Formulée en ces termes, la question, appliquée aux arts spectaculaires de Beijing ou du Kerala – tels que nous les percevons en Occident -, peut sembler très loin des préoccupations géopolitiques de notre époque. Pour autant, en ce qui concerne la construction des identités culturelles, l’histoire paraît à même de nous donner un éclairage particulièrement lumineux. On sait déjà que les constructions identitaires  se définissent toujours par réaction, en fonction de contextes historiques très précis.

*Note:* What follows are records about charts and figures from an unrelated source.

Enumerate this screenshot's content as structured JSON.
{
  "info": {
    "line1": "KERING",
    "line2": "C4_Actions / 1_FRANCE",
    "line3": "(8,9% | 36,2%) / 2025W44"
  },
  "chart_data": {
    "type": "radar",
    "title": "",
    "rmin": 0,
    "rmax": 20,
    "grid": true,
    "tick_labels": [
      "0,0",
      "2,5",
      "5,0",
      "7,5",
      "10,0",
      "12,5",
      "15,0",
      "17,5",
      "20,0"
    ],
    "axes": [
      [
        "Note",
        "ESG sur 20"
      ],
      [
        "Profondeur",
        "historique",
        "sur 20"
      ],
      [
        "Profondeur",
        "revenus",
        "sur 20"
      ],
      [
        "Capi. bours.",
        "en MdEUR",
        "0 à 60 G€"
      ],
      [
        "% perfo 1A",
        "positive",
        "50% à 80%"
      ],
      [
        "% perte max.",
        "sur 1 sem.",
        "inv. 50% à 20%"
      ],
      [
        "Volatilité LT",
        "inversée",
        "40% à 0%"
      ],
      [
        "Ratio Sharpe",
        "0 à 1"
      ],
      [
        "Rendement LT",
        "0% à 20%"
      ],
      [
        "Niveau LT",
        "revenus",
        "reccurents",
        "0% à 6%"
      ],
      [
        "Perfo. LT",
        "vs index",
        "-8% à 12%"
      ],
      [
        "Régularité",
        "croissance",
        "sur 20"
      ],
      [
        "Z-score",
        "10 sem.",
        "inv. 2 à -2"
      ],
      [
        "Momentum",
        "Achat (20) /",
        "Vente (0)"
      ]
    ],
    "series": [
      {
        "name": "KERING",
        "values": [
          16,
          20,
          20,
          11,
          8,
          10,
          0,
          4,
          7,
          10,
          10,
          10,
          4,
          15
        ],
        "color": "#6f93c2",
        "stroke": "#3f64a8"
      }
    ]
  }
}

Pour tenter d’en décrypter les mécanismes, il devient donc nécessaire de reconstituer avec minutie chaque environnement dans lequel les acteurs s’intègrent, ou vis-à-vis duquel ils se démarquent. Les stratégies et les choix identitaires ne prennent sens qu’en fonction d’une toile de fond changeante, qui les conditionne et en détermine le fonctionnement. Les cas étudiés par les uns et les autres (émergence du Ca Trù au Vietnam, xöömij en Mongolie, Bharata Natyam et Mohini Attam comme Kathakali au Kerala…) lors de nos journées d’étude, garderont donc en vue cette dimension identitaire (ancienne ou récente) que revêt la forme artistique considérée. Pour ce faire, nous chercherons à en comprendre le fondement et les causes en vue de dégager progressivement les items du processus de patrimonialisation. Les arts traditionnels semblent par définition relever de pratiques séculaires, transmises de générations en générations, mais à y regarder de plus près, ces traditions de jeu nous paraissent de plus en plus des constructions identitaires - visant à une certaine écriture du passé, de l’histoire et de la mémoire d’un peuple. Une enquête à résoudre collectivement en balayant un champ large de cas d’étude dans plusieurs disciplines des arts du spectacle vivant traditionnel.

 

Nous faisons appel aux chercheurs de toutes disciplines s’intéressant aux arts du spectacle vivant. Cette double journée d’études fera l’objet d’une publication sous forme d’un ouvrage collectif.

Les propositions de communication (500 mots environs, en français, accompagnées d’une brève biographie) devront parvenir au plus tard le 21 décembre 2009 à :

yves.defrance@univ-rennes2.fr et fbprost@wanadoo.fr

Comité scientifique : Luc Charles-Dominique (Université de Nice-Sophia-Antipolis), Yves Defrance (Université Rennes 2-Haute Bretagne), Katia Légeret (Université Paris 8), Brigitte Prost (Université Rennes 2-Haute Bretagne).